Showing $\mathbb{R}/\mathbb{Q}$ is not Hausdorff

Let's get really broad, and also hope I'm not making any major errors. Forgive (or fix) the awful variable names.

Let $D$ be a dense set in a space $S$.

Let $f\colon S \to X$ be any quotient map that is constant on $D$, and suppose that $f$ maps every element of $D$ to $q$.

Let $y \in X\setminus\{q\}$.

Let $U$ be an open set about $y$, so $f^{-1}[U]$ is a non-empty open set.

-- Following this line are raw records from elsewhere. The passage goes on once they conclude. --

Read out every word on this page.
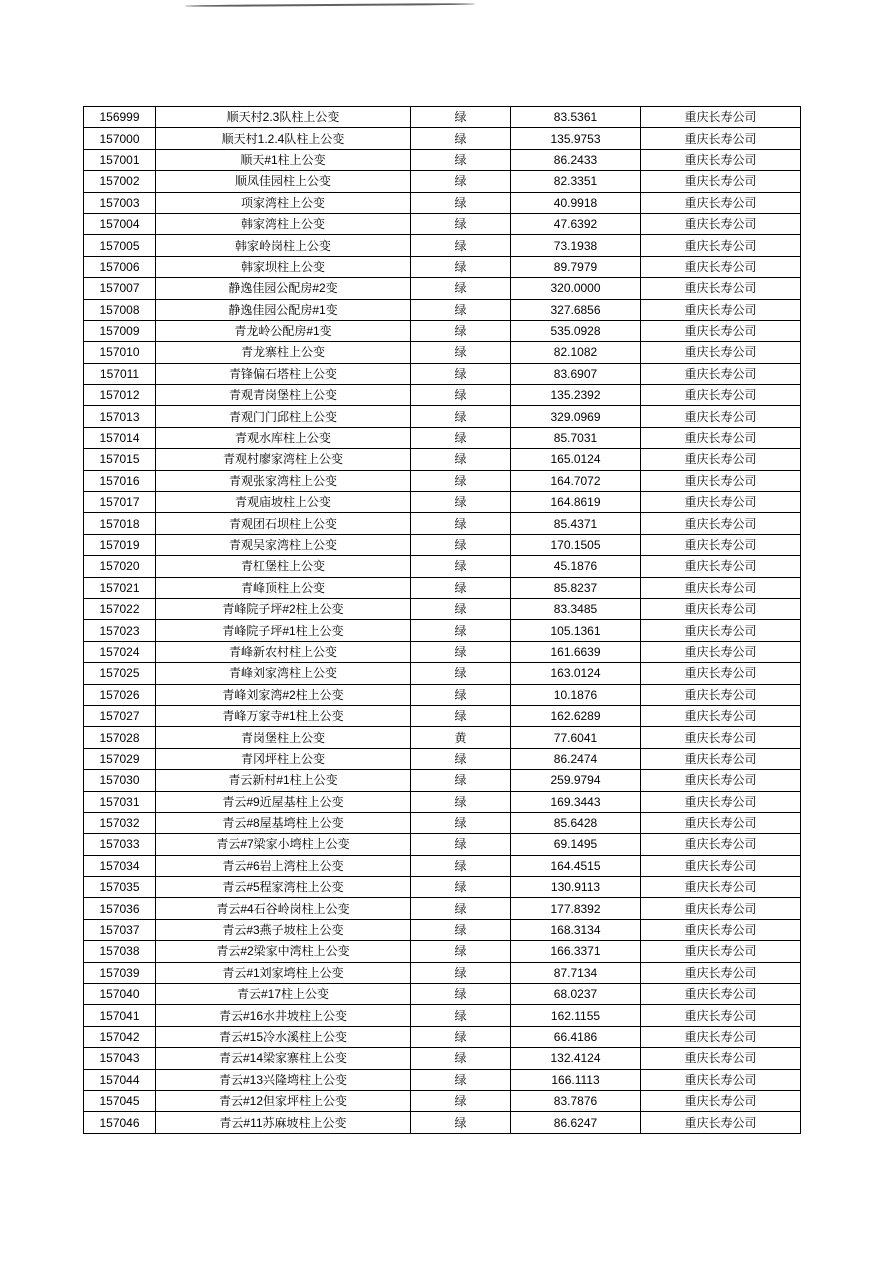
156999	顺天村2.3队柱上公变	绿	83.5361	重庆长寿公司
157000	顺天村1.2.4队柱上公变	绿	135.9753	重庆长寿公司
157001	顺天#1柱上公变	绿	86.2433	重庆长寿公司
157002	顺凤佳园柱上公变	绿	82.3351	重庆长寿公司
157003	项家湾柱上公变	绿	40.9918	重庆长寿公司
157004	韩家湾柱上公变	绿	47.6392	重庆长寿公司
157005	韩家岭岗柱上公变	绿	73.1938	重庆长寿公司
157006	韩家坝柱上公变	绿	89.7979	重庆长寿公司
157007	静逸佳园公配房#2变	绿	320.0000	重庆长寿公司
157008	静逸佳园公配房#1变	绿	327.6856	重庆长寿公司
157009	青龙岭公配房#1变	绿	535.0928	重庆长寿公司
157010	青龙寨柱上公变	绿	82.1082	重庆长寿公司
157011	青锋偏石塔柱上公变	绿	83.6907	重庆长寿公司
157012	青观青岗堡柱上公变	绿	135.2392	重庆长寿公司
157013	青观门门邱柱上公变	绿	329.0969	重庆长寿公司
157014	青观水库柱上公变	绿	85.7031	重庆长寿公司
157015	青观村廖家湾柱上公变	绿	165.0124	重庆长寿公司
157016	青观张家湾柱上公变	绿	164.7072	重庆长寿公司
157017	青观庙坡柱上公变	绿	164.8619	重庆长寿公司
157018	青观团石坝柱上公变	绿	85.4371	重庆长寿公司
157019	青观吴家湾柱上公变	绿	170.1505	重庆长寿公司
157020	青杠堡柱上公变	绿	45.1876	重庆长寿公司
157021	青峰顶柱上公变	绿	85.8237	重庆长寿公司
157022	青峰院子坪#2柱上公变	绿	83.3485	重庆长寿公司
157023	青峰院子坪#1柱上公变	绿	105.1361	重庆长寿公司
157024	青峰新农村柱上公变	绿	161.6639	重庆长寿公司
157025	青峰刘家湾柱上公变	绿	163.0124	重庆长寿公司
157026	青峰刘家湾#2柱上公变	绿	10.1876	重庆长寿公司
157027	青峰万家寺#1柱上公变	绿	162.6289	重庆长寿公司
157028	青岗堡柱上公变	黄	77.6041	重庆长寿公司
157029	青冈坪柱上公变	绿	86.2474	重庆长寿公司
157030	青云新村#1柱上公变	绿	259.9794	重庆长寿公司
157031	青云#9近屋基柱上公变	绿	169.3443	重庆长寿公司
157032	青云#8屋基塆柱上公变	绿	85.6428	重庆长寿公司
157033	青云#7梁家小塆柱上公变	绿	69.1495	重庆长寿公司
157034	青云#6岩上湾柱上公变	绿	164.4515	重庆长寿公司
157035	青云#5程家湾柱上公变	绿	130.9113	重庆长寿公司
157036	青云#4石谷岭岗柱上公变	绿	177.8392	重庆长寿公司
157037	青云#3燕子坡柱上公变	绿	168.3134	重庆长寿公司
157038	青云#2梁家中湾柱上公变	绿	166.3371	重庆长寿公司
157039	青云#1刘家塆柱上公变	绿	87.7134	重庆长寿公司
157040	青云#17柱上公变	绿	68.0237	重庆长寿公司
157041	青云#16水井坡柱上公变	绿	162.1155	重庆长寿公司
157042	青云#15冷水溪柱上公变	绿	66.4186	重庆长寿公司
157043	青云#14梁家寨柱上公变	绿	132.4124	重庆长寿公司
157044	青云#13兴隆塆柱上公变	绿	166.1113	重庆长寿公司
157045	青云#12但家坪柱上公变	绿	83.7876	重庆长寿公司
157046	青云#11苏麻坡柱上公变	绿	86.6247	重庆长寿公司
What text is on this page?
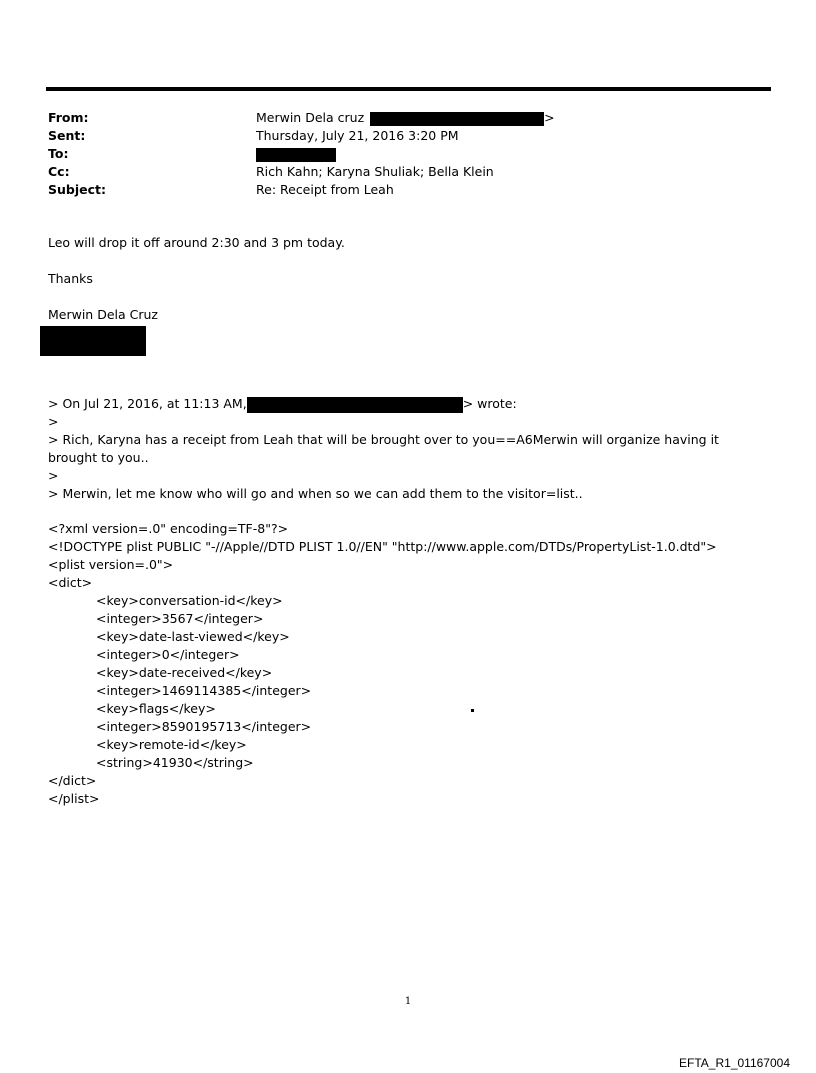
From:	Merwin Dela cruz	>
Sent:	Thursday, July 21, 2016 3:20 PM
To:
Cc:	Rich Kahn; Karyna Shuliak; Bella Klein
Subject:	Re: Receipt from Leah
Leo will drop it off around 2:30 and 3 pm today.
Thanks
Merwin Dela Cruz
> On Jul 21, 2016, at 11:13 AM,	> wrote:
>
> Rich, Karyna has a receipt from Leah that will be brought over to you==A6Merwin will organize having it brought to you..
>
> Merwin, let me know who will go and when so we can add them to the visitor=list..
<?xml version=.0" encoding=TF-8"?>
<!DOCTYPE plist PUBLIC "-//Apple//DTD PLIST 1.0//EN" "http://www.apple.com/DTDs/PropertyList-1.0.dtd">
<plist version=.0">
<dict>
<key>conversation-id</key>
<integer>3567</integer>
<key>date-last-viewed</key>
<integer>0</integer>
<key>date-received</key>
<integer>1469114385</integer>
<key>flags</key>
<integer>8590195713</integer>
<key>remote-id</key>
<string>41930</string>
</dict>
</plist>
1
EFTA_R1_01167004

Then $f^{-1}[U]$ contains an element, $b$, of $D$, so $q\in U$.

So we see that every non-empty open set in $X$ contains $q$, so $X$ cannot even be $T_1$, let alone Hausdorff.


The topology is trivial: every open set in $\mathbb{R}$ contains a complete set of coset representatives for $\mathbb{R}/\mathbb{Q}$. So if $U\subseteq\mathbb{R}/\mathbb{Q}$ is open and nonempty, $\pi^{-1}(U)$ is open in $\mathbb{R}$ and $\pi(\pi^{-1}(U))$ is all of $\mathbb{R}/\mathbb{Q}$.